Sarkozy choisit Rocard et Juppé pour réfléchir à l’emprunt national

C’est une belle opération de communication politique à laquelle Nicolas Sarkozy s’est livré à la veille de la trêve estivale : nommer L’ancien Premier ministre de François Mitterrand, Michel Rocard et l’ancien Premier ministre de Jacques Chirac, Alain Juppé à la tête de la Commission chargé de réfléchir sur les priorités économiques et sociétales auxquelles le grand emprunt national, conçu et lancé à Versailles, était destiné.
Même si cette commission n’aura qu’une force de proposition à l’instar de la commission Balladur sur le redécoupage territorial ou la Commission Copé sur la télévision publique ou la Commission Attali sur la libération de la croissance, l’identité des personnalités choisies permet toutes les audaces et préfigure toutes les innovations.
Une des premières leçons à tirer de cette double nomination est que le président Nicolas Sarkozy tente de réaliser sur un plan formel ce qu’il n’a pas pu faire sur un plan gouvernemental.
L’ouverture sur la gauche avait connu un frein sec dans le gouvernement Fillon 4, non par manque de volonté politique, mais par manque de candidats crédibles et de grande notoriété qui peuvent satisfaire aux canons de l’ouverture politique. A l’exception de Fréderic Mitterrand qui n’a de gauche que le patronyme, il n’y a pas eu foule à gauche pour se bousculer devant le portillon de Matignon. Qu’un homme comme Michel Rocard, qui va allégrement sur ses 80 printemps accepte de s’enrôler sous la bannière de Nicolas Sarkozy et voilà que le président de la République se pâme de plaisir et de fierté d’avoir réalisé un joli coup et entonne son air favori sur «la stratégie politique de l’ouverture du gouvernement (qui) ne s’arrêtera pas» : «S’il y a des talents à gauche qui doivent servir leur pays, mon devoir de président de la République, c’est de faire appel à leur talent (…) La crise est suffisamment grave et suffisamment forte pour que chacun sache se hisser au-dessus d’intérêts partisans». Michel Rocard n’est pas à proprement parler un homme de gauche qui développe une allergie épidermique et politique à Nicolas Sarkozy comme il est facile d’en trouver au PS. Il n’est pas non plus à son premier compagnonnage du nouveau exécutif. Il avait déjà été nommé ambassadeur chargé des négociations internationales sur les  pôles Arctique et Antarctique et président de la «Conférence des experts» sur la taxe Carbonne. Michel Rocard, qui avait adopté un discours extrêmement dur à l’égard du Parti socialiste et des ses chefs comme Ségolène Royal, ne tarit pas d’éloges et d’admiration pour Nicolas Sarkozy, un homme qui a eu «le culot» et «le courage»  d’aller «chercher des outils» de lutte contre la crise «en dehors de l’arsenal monétariste».
Le choix de Michel Rocard a provoqué des toux de gêne à gauche.
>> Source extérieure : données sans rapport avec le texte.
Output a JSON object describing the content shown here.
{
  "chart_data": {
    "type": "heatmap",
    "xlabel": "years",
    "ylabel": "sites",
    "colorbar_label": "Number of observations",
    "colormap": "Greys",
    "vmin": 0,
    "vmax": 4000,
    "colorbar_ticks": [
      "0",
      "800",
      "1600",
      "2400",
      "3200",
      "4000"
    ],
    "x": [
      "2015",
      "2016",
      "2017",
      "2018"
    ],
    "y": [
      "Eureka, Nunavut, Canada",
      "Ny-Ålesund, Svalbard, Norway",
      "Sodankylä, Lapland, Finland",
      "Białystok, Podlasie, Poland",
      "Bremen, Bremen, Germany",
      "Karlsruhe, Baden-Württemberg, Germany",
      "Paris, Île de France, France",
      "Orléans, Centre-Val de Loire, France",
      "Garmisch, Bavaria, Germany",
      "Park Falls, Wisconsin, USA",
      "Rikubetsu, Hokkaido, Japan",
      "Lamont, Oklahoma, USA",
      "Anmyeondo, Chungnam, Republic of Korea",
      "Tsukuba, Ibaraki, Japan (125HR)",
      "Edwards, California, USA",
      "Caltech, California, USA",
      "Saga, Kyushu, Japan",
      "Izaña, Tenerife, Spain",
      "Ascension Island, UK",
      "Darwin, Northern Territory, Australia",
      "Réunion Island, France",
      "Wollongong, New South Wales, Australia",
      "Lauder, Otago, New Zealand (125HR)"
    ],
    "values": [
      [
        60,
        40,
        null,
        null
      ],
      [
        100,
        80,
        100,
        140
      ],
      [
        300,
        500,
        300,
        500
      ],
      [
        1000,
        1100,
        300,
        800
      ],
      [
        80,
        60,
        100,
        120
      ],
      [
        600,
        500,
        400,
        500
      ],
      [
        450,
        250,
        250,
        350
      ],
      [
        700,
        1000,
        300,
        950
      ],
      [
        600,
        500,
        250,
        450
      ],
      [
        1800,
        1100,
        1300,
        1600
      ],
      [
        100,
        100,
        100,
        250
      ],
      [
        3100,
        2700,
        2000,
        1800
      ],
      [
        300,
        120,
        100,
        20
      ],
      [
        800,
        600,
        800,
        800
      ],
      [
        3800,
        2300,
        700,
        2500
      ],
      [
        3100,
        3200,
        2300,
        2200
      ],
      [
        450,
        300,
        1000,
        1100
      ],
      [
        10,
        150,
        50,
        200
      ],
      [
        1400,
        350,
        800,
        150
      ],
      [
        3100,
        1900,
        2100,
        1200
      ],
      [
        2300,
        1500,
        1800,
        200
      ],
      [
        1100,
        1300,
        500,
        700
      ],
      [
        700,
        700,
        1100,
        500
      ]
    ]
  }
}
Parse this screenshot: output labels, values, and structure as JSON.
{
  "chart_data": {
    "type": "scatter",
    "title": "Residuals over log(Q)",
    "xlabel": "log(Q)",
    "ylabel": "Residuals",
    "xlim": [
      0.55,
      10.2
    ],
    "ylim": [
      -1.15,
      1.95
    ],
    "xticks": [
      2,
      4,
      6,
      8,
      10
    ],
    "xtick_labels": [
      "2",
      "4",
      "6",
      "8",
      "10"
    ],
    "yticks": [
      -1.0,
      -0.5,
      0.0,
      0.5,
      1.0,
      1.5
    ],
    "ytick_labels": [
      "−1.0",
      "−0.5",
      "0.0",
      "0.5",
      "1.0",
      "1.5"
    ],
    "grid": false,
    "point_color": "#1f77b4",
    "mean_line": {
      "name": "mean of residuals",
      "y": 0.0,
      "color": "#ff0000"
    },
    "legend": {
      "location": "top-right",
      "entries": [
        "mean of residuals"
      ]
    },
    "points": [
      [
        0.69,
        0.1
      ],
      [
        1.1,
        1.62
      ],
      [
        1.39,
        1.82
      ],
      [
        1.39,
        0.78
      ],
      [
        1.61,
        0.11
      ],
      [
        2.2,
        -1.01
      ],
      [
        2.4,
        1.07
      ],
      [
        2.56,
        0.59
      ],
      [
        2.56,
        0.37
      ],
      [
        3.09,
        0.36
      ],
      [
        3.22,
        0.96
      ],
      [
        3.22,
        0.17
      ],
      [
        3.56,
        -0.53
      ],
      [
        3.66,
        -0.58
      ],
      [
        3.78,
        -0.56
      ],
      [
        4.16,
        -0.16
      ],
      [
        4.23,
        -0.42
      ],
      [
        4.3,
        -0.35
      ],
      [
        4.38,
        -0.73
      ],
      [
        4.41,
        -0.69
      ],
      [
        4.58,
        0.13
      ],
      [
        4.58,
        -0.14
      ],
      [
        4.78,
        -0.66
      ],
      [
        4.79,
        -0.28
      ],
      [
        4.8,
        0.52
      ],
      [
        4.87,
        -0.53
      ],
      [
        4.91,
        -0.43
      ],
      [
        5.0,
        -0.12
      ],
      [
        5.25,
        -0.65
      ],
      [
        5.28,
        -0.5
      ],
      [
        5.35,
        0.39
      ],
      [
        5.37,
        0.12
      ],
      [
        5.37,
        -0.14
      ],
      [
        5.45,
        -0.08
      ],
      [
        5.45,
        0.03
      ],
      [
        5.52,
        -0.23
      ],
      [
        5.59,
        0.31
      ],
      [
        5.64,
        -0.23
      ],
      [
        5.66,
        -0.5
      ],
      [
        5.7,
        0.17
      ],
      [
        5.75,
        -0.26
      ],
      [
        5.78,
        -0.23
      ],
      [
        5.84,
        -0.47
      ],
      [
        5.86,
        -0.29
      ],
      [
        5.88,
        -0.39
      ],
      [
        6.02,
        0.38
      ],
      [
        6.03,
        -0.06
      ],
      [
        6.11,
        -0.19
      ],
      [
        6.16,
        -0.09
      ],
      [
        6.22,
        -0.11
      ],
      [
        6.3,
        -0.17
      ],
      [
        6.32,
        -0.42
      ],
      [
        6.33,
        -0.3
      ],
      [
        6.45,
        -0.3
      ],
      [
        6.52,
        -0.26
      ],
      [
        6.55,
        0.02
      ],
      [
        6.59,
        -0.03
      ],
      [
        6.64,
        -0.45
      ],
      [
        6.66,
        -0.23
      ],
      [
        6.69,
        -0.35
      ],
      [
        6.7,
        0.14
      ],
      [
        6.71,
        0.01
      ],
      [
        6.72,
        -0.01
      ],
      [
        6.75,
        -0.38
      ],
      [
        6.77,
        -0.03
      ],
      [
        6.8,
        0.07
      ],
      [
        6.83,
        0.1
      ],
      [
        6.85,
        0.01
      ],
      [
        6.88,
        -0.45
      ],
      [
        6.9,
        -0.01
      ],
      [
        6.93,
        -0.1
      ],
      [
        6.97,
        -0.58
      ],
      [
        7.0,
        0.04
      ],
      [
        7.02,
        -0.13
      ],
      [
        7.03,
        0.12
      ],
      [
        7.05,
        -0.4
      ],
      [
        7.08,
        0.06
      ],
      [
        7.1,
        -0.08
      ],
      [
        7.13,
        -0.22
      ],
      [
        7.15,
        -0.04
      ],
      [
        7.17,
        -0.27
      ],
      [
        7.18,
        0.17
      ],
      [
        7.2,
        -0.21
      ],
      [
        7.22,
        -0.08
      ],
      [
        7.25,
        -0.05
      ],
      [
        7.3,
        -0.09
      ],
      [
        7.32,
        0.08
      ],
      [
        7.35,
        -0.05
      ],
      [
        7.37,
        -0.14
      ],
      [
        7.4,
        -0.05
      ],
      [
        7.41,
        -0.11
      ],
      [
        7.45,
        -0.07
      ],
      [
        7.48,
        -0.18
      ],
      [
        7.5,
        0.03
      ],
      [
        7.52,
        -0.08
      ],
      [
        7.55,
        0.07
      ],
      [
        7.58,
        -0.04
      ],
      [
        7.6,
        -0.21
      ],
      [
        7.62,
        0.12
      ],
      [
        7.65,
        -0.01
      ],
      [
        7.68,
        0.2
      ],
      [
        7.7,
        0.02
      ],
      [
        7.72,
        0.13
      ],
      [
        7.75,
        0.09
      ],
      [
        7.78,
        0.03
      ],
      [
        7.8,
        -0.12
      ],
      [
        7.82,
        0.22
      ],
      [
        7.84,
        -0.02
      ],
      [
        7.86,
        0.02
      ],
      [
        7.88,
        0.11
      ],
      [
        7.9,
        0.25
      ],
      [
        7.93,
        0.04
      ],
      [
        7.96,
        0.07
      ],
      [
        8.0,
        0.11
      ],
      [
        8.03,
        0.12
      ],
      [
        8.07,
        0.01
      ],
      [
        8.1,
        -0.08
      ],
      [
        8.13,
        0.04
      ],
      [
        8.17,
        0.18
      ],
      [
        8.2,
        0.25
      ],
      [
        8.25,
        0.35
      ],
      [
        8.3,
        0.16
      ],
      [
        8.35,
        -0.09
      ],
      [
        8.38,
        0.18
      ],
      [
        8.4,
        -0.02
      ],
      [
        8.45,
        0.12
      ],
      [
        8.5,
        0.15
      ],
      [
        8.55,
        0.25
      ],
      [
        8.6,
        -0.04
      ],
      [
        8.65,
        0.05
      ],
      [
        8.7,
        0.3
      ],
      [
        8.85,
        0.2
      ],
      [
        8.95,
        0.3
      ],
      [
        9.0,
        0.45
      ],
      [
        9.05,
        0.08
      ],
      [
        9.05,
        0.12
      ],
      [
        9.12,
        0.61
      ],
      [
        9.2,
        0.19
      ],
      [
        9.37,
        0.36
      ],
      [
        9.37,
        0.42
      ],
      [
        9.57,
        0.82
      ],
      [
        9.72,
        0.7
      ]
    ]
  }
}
Si les détracteurs de l’ouverture ne se sont pas rués dans les brancards pour casser la charpente, après tout il ne s’agit que d’une commission, le maire de Paris, Bertrand Delanoë, que les chroniqueurs décrivaient pourtant comme un homme sensible au charme et à l’énergie de Nicolas Sarkozy, sort du bois avec une violence inédite : «Le président Sarkozy nie un peu la nécessité d’un débat démocratique pluraliste où il faut que des opinions différentes s’expriment pour que justement le pays avance (…) Je ne confonds pas démocratie, loyauté, travail collectif, respect et débauchage, marketing politique. La France n’avance pas quand on a une vision un peu commerciale des rapports politiques».
L’autre homme de cette commission est Alain Juppé. Ancien Premier ministre et surtout ancien rival malheureux de Nicolas Sarkozy pour le contrôle de l’UMP et surtout pour l’héritage de Chirac avant qu’une condamnation à 18 mois de prison avec sursis dans l’affaire des emplois fictifs de la ville de Pairs ne l’éloigne temporairement de la politique.
Depuis de longs mois, la rumeur persistante donnait Alain Juppé au gouvernement de François Fillon. L’intéressé avait lui-même fait savoir qu’il était à nouveau dans des dispositions d’esprit pour servir et faire oublier son passage éclair au gouvernement Fillon 1, en juin 2007, qu’il a dû subitement quitter pour cause de perte de députation à la Gironde. Même si à plusieurs reprises, Alain Juppé avait fait savoir qu’il n’appréciait que modérément les démons d’ouverture à gauche qui se sont saisis de Nicolas Sarkozy, il semble, depuis, avoir mis beaucoup de d’eau dans son Bordeaux: «Nous incarnons chacun une tradition politique, celle du Parti socialiste pour Michel Rocard, celle des gaullistes de l’UMP pour ce qui me concerne».